The company’s latest quarterly update reveals that the average price received for the output of its two solar farms remained well above what it might have been able to negotiate with a power purchase agreement.
Most solar farms choose PPAs because they deliver revenue certainty that helps to lock in lower-cost finance. The decision by Genex to go “merchant” – i.e. take the spot price on the market – is vindicated by the higher prices in the wholesale market that have been driven by fossil fuels over the last 18 months.
Genex says its 50MW Kidston solar farm in Queensland earned an average $90/MWh during the June quarter. This price does not include large scale generation certificates which are surrendered to the Queensland government.
Its 50MW Jemalong solar farm in NSW earned an average “bundled” price – which does include LGCs – of $120/MWh in the quarter.
Jemalong earned $1.3 million from the wholesale market and $0.9 million from LGC sales, suggesting a rough breakdown of around $70/MWh for electricity and $50/MWh for the LGCs.
Kidston actually earned more revenue in the quarter because it produced around 50 per cent more than Jemalong. Kidston remains one of the best performing solar assets in the country in terms of output. The company earned revenue of $24.2 million from its two solar farms in 2022/23.
The June quarter was also notable for the “energisation”, and more recently the start of operations, at its first big storage project, the 50MW/100MWh Bouldercombe battery (pictured above).
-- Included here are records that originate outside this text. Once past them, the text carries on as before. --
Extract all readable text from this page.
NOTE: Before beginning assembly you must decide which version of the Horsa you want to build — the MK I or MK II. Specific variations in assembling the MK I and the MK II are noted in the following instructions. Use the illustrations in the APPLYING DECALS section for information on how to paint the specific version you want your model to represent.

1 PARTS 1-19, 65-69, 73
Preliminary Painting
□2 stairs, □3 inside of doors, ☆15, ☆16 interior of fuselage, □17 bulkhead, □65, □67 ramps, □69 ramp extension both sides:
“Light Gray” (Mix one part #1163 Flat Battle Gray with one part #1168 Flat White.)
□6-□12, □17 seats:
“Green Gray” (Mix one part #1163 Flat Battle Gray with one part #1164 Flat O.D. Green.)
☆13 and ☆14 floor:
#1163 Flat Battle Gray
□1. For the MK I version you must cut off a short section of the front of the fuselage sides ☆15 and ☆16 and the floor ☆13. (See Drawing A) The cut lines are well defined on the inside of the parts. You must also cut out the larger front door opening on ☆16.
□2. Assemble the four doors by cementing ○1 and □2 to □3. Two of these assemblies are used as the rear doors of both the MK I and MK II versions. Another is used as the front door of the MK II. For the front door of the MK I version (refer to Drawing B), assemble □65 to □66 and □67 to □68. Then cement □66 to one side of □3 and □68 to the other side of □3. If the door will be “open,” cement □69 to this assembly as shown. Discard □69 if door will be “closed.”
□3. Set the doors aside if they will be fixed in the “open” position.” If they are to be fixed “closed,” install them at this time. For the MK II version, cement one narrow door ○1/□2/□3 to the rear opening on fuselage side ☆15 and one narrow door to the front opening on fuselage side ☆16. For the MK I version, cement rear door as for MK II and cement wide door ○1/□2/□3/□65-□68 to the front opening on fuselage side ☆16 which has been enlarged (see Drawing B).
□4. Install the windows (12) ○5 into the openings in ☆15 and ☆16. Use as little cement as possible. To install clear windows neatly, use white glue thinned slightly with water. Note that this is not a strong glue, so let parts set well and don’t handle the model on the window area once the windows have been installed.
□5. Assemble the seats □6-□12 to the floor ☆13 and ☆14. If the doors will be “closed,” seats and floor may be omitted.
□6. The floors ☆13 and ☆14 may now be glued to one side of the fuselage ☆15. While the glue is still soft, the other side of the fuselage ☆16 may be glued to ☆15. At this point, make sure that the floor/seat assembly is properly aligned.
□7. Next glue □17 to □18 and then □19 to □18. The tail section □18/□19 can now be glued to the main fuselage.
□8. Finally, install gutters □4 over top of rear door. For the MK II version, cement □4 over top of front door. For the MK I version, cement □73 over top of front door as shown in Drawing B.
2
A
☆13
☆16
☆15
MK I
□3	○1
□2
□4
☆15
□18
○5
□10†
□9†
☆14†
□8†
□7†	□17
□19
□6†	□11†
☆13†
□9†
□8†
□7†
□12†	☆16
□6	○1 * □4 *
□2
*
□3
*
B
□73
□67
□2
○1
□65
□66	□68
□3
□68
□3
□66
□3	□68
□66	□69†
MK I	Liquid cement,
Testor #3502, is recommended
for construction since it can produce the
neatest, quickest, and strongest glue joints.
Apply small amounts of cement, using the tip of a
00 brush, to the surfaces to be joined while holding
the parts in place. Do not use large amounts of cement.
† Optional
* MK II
It should be fully operational by the summer.
“The fact that this was completed on time and within budget is a testament to the strength of our team and contractors Tesla, Consolidated Power Projects and Powerlink,” CEO James Harding said in a statement.
The company says it remains on track to complete its 250MW, eight hour pumped hydro storage project – the first to be built in Australia for nearly four decades, and located in the former open pit Kidston gold mine (next to the solar farm) – by the second half of 2024.